Home for the Holidays
A Retro Review
originally published on November 26, 2000
Are you looking for some cozy, feel-good holiday reading? Johanna Lindsey’s latest book, Home for the Holidays is a pocket-size hard cover with a Currier and Ives-esque cover that just might tempt you to give yourself an early Christmas present. But beware: the hero is worse than Ebenezer Scrooge and the Grinch put together, and the heroine needs to spend a week reading Codependent No More.

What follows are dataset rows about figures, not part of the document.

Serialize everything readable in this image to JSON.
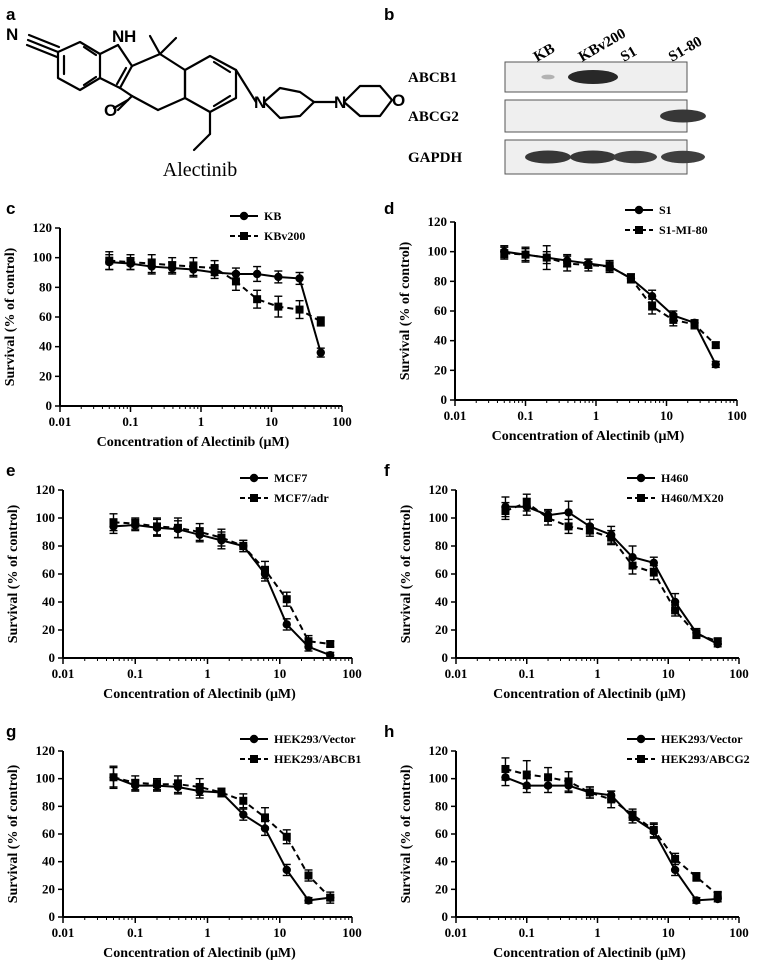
{
  "panels": {
    "a": "a",
    "b": "b"
  },
  "molecule": {
    "name": "Alectinib",
    "atoms": {
      "N_nitrile": "N",
      "NH": "N",
      "H": "H",
      "O_ketone": "O",
      "N_pip": "N",
      "N_morph": "N",
      "O_morph": "O"
    }
  },
  "western_blot": {
    "lanes": [
      "KB",
      "KBv200",
      "S1",
      "S1-80"
    ],
    "rows": [
      {
        "label": "ABCB1",
        "bands": [
          0.08,
          1.0,
          0.0,
          0.0
        ]
      },
      {
        "label": "ABCG2",
        "bands": [
          0.0,
          0.0,
          0.0,
          0.9
        ]
      },
      {
        "label": "GAPDH",
        "bands": [
          0.9,
          0.9,
          0.85,
          0.85
        ]
      }
    ]
  },
  "chart_data": [
    {
      "panel": "c",
      "type": "line",
      "x_scale": "log",
      "xlabel": "Concentration of Alectinib (μM)",
      "ylabel": "Survival (% of control)",
      "xlim": [
        0.01,
        100
      ],
      "ylim": [
        0,
        120
      ],
      "xticks": [
        "0.01",
        "0.1",
        "1",
        "10",
        "100"
      ],
      "yticks": [
        "0",
        "20",
        "40",
        "60",
        "80",
        "100",
        "120"
      ],
      "legend_position": "top-right",
      "x": [
        0.05,
        0.1,
        0.2,
        0.39,
        0.78,
        1.56,
        3.13,
        6.25,
        12.5,
        25,
        50
      ],
      "series": [
        {
          "name": "KB",
          "style": "solid",
          "marker": "circle",
          "values": [
            97,
            96,
            94,
            93,
            92,
            90,
            89,
            89,
            87,
            86,
            36
          ],
          "errors": [
            5,
            4,
            5,
            4,
            5,
            4,
            4,
            5,
            4,
            4,
            3
          ]
        },
        {
          "name": "KBv200",
          "style": "dashed",
          "marker": "square",
          "values": [
            98,
            97,
            96,
            95,
            94,
            93,
            84,
            72,
            67,
            65,
            57
          ],
          "errors": [
            6,
            5,
            6,
            5,
            6,
            5,
            6,
            6,
            7,
            6,
            3
          ]
        }
      ]
    },
    {
      "panel": "d",
      "type": "line",
      "x_scale": "log",
      "xlabel": "Concentration of Alectinib (μM)",
      "ylabel": "Survival (% of control)",
      "xlim": [
        0.01,
        100
      ],
      "ylim": [
        0,
        120
      ],
      "xticks": [
        "0.01",
        "0.1",
        "1",
        "10",
        "100"
      ],
      "yticks": [
        "0",
        "20",
        "40",
        "60",
        "80",
        "100",
        "120"
      ],
      "legend_position": "top-right",
      "x": [
        0.05,
        0.1,
        0.2,
        0.39,
        0.78,
        1.56,
        3.13,
        6.25,
        12.5,
        25,
        50
      ],
      "series": [
        {
          "name": "S1",
          "style": "solid",
          "marker": "circle",
          "values": [
            100,
            98,
            96,
            94,
            92,
            90,
            82,
            70,
            57,
            52,
            24
          ],
          "errors": [
            4,
            4,
            4,
            4,
            3,
            3,
            3,
            4,
            3,
            2,
            2
          ]
        },
        {
          "name": "S1-MI-80",
          "style": "dashed",
          "marker": "square",
          "values": [
            99,
            98,
            96,
            92,
            91,
            90,
            82,
            63,
            54,
            51,
            37
          ],
          "errors": [
            4,
            5,
            8,
            5,
            4,
            4,
            3,
            5,
            4,
            3,
            2
          ]
        }
      ]
    },
    {
      "panel": "e",
      "type": "line",
      "x_scale": "log",
      "xlabel": "Concentration of Alectinib (μM)",
      "ylabel": "Survival (% of control)",
      "xlim": [
        0.01,
        100
      ],
      "ylim": [
        0,
        120
      ],
      "xticks": [
        "0.01",
        "0.1",
        "1",
        "10",
        "100"
      ],
      "yticks": [
        "0",
        "20",
        "40",
        "60",
        "80",
        "100",
        "120"
      ],
      "legend_position": "top-right",
      "x": [
        0.05,
        0.1,
        0.2,
        0.39,
        0.78,
        1.56,
        3.13,
        6.25,
        12.5,
        25,
        50
      ],
      "series": [
        {
          "name": "MCF7",
          "style": "solid",
          "marker": "circle",
          "values": [
            94,
            95,
            93,
            92,
            88,
            84,
            80,
            60,
            24,
            8,
            2
          ],
          "errors": [
            5,
            4,
            6,
            6,
            5,
            6,
            4,
            5,
            4,
            3,
            2
          ]
        },
        {
          "name": "MCF7/adr",
          "style": "dashed",
          "marker": "square",
          "values": [
            97,
            96,
            94,
            93,
            90,
            86,
            80,
            63,
            42,
            12,
            10
          ],
          "errors": [
            6,
            4,
            6,
            7,
            6,
            6,
            4,
            6,
            5,
            4,
            2
          ]
        }
      ]
    },
    {
      "panel": "f",
      "type": "line",
      "x_scale": "log",
      "xlabel": "Concentration of Alectinib (μM)",
      "ylabel": "Survival (% of control)",
      "xlim": [
        0.01,
        100
      ],
      "ylim": [
        0,
        120
      ],
      "xticks": [
        "0.01",
        "0.1",
        "1",
        "10",
        "100"
      ],
      "yticks": [
        "0",
        "20",
        "40",
        "60",
        "80",
        "100",
        "120"
      ],
      "legend_position": "top-right",
      "x": [
        0.05,
        0.1,
        0.2,
        0.39,
        0.78,
        1.56,
        3.13,
        6.25,
        12.5,
        25,
        50
      ],
      "series": [
        {
          "name": "H460",
          "style": "solid",
          "marker": "circle",
          "values": [
            108,
            108,
            102,
            104,
            94,
            88,
            72,
            68,
            40,
            18,
            10
          ],
          "errors": [
            7,
            6,
            4,
            8,
            5,
            6,
            8,
            4,
            6,
            3,
            2
          ]
        },
        {
          "name": "H460/MX20",
          "style": "dashed",
          "marker": "square",
          "values": [
            105,
            111,
            100,
            94,
            91,
            86,
            66,
            61,
            34,
            17,
            12
          ],
          "errors": [
            6,
            6,
            5,
            5,
            4,
            5,
            6,
            5,
            4,
            3,
            2
          ]
        }
      ]
    },
    {
      "panel": "g",
      "type": "line",
      "x_scale": "log",
      "xlabel": "Concentration of Alectinib (μM)",
      "ylabel": "Survival (% of control)",
      "xlim": [
        0.01,
        100
      ],
      "ylim": [
        0,
        120
      ],
      "xticks": [
        "0.01",
        "0.1",
        "1",
        "10",
        "100"
      ],
      "yticks": [
        "0",
        "20",
        "40",
        "60",
        "80",
        "100",
        "120"
      ],
      "legend_position": "top-right",
      "x": [
        0.05,
        0.1,
        0.2,
        0.39,
        0.78,
        1.56,
        3.13,
        6.25,
        12.5,
        25,
        50
      ],
      "series": [
        {
          "name": "HEK293/Vector",
          "style": "solid",
          "marker": "circle",
          "values": [
            101,
            95,
            95,
            94,
            91,
            90,
            74,
            64,
            34,
            12,
            14
          ],
          "errors": [
            7,
            4,
            4,
            5,
            5,
            3,
            4,
            5,
            4,
            2,
            2
          ]
        },
        {
          "name": "HEK293/ABCB1",
          "style": "dashed",
          "marker": "square",
          "values": [
            101,
            97,
            96,
            96,
            94,
            90,
            84,
            72,
            58,
            30,
            14
          ],
          "errors": [
            8,
            5,
            4,
            6,
            6,
            3,
            5,
            7,
            5,
            4,
            4
          ]
        }
      ]
    },
    {
      "panel": "h",
      "type": "line",
      "x_scale": "log",
      "xlabel": "Concentration of Alectinib (μM)",
      "ylabel": "Survival (% of control)",
      "xlim": [
        0.01,
        100
      ],
      "ylim": [
        0,
        120
      ],
      "xticks": [
        "0.01",
        "0.1",
        "1",
        "10",
        "100"
      ],
      "yticks": [
        "0",
        "20",
        "40",
        "60",
        "80",
        "100",
        "120"
      ],
      "legend_position": "top-right",
      "x": [
        0.05,
        0.1,
        0.2,
        0.39,
        0.78,
        1.56,
        3.13,
        6.25,
        12.5,
        25,
        50
      ],
      "series": [
        {
          "name": "HEK293/Vector",
          "style": "solid",
          "marker": "circle",
          "values": [
            101,
            95,
            95,
            95,
            90,
            88,
            72,
            62,
            34,
            12,
            13
          ],
          "errors": [
            6,
            5,
            5,
            5,
            4,
            3,
            4,
            5,
            4,
            2,
            2
          ]
        },
        {
          "name": "HEK293/ABCG2",
          "style": "dashed",
          "marker": "square",
          "values": [
            107,
            103,
            101,
            98,
            90,
            85,
            74,
            63,
            42,
            29,
            16
          ],
          "errors": [
            8,
            10,
            7,
            7,
            4,
            6,
            4,
            5,
            4,
            3,
            2
          ]
        }
      ]
    }
  ]
}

The “hero” (really, I hesitate to call him that) is Vincent Everett, Baron of Windsmoor. His brother leaves him a letter telling him that a man named George Ascot has ruined his shipping business, and that he is planning to kill himself. Although Vincent has never been close to his brother, he can’t let this insult to the family name pass by unnoticed, so he sets out to ruin George and his family. Conveniently, George is out of the country, and his son and daughter are living on their own in London. First he purchases the mortgage on the home that Ascot has very nearly paid off, and buys up all other debts besides. He starts rumors that George has left the country for good, which makes all the local tradesmen demand immediate payment of all debts. As the coup de grace, he sends his secretary to throw Ascot’s children out of their home shortly before Christmas. After the secretary does the foul deed, he resigns. Vincent is completely puzzled! Why would anyone balk at throwing people from their home? He goes to the door and immediately sees why – Larissa Ascot is heart-stoppingly lovely.
At this point, Vincent gets a great idea for furthering his revenge; he decides to seduce Ascot’s beautiful daughter. That will be even better than throwing her out into the snow. Since she now has nowhere else to stay, he “kindly” offers his home. Larissa doesn’t really want to be indebted to this man who is responsible for evicting her, but he explains to her that it is a simple “business decision.” After he has her installed in his home, he seizes her jewelry and furniture, just in case she might want to sell them (and thus obtain funds which would enable her to move out). He tells her he will keep them safe, but if she asks for them he is fully prepared to lie and tell her they were stolen.
His plans for seduction go off without a hitch. Larissa quickly hops into bed with Vincent, figuring that since he knows she is a respectable woman, he must have marriage in mind. He doesn’t, and eventually Larissa figures this out. Does she get mad? No – she just makes excuses for him and forgives him. Then Larissa’s father comes home, so she discovers the truth and the predictable separation occurs. But nagging questions remain, both for Vincent and Larissa. Things eventually are wrapped up – far too neatly and tidily, if you ask me. Those looking for it will not find any “good grovel” here, just an unbelievable happily ever after.
Mostly, I think the hero’s behavior speaks for itself. He acted as the villain throughout most of the story, setting out for revenge upon an entire family without even bothering to check his facts. He lied to the heroine and seduced her with no intention of marrying her. What made his behavior so odious, however, was that the only reason Larissa and her sick brother weren’t immediately tossed out and forgotten was her beauty – Vincent wanted to debauch her first. Had she been unattractive, doubtless all revenge would have continued as planned. I like dark heroes as much as the next reader, but this went beyond the pale.
I felt sorry for Larissa at first; who wouldn’t? But when she repeatedly made excuses for Vincent’s horrible behavior, I lost all respect for her. At first I really did hope that she would just leave Vincent and find a decent hero (anyone would have been better) somewhere else. No such luck. The worst part came at the end when Larissa and her father read the original letter that set Vincent off on his path of revenge. They not only forgave him, they both decided that they would have done the same thing in his situation. The very idea of the too-forgiving Larissa evicting someone in an act of revenge was just laughable.
I have enjoyed several of Johanna Lindsey’s books in the past, most notably Gentle Rogue, which made my top 100 list. I have also read books with revenge plots that worked. But the hero of Home for the Holidays would be more appropriately called a villain. When I spend an entire book hoping against hope that the hero and heroine won’t get together, I know that that book has failed for me on the most basic, fundamental level.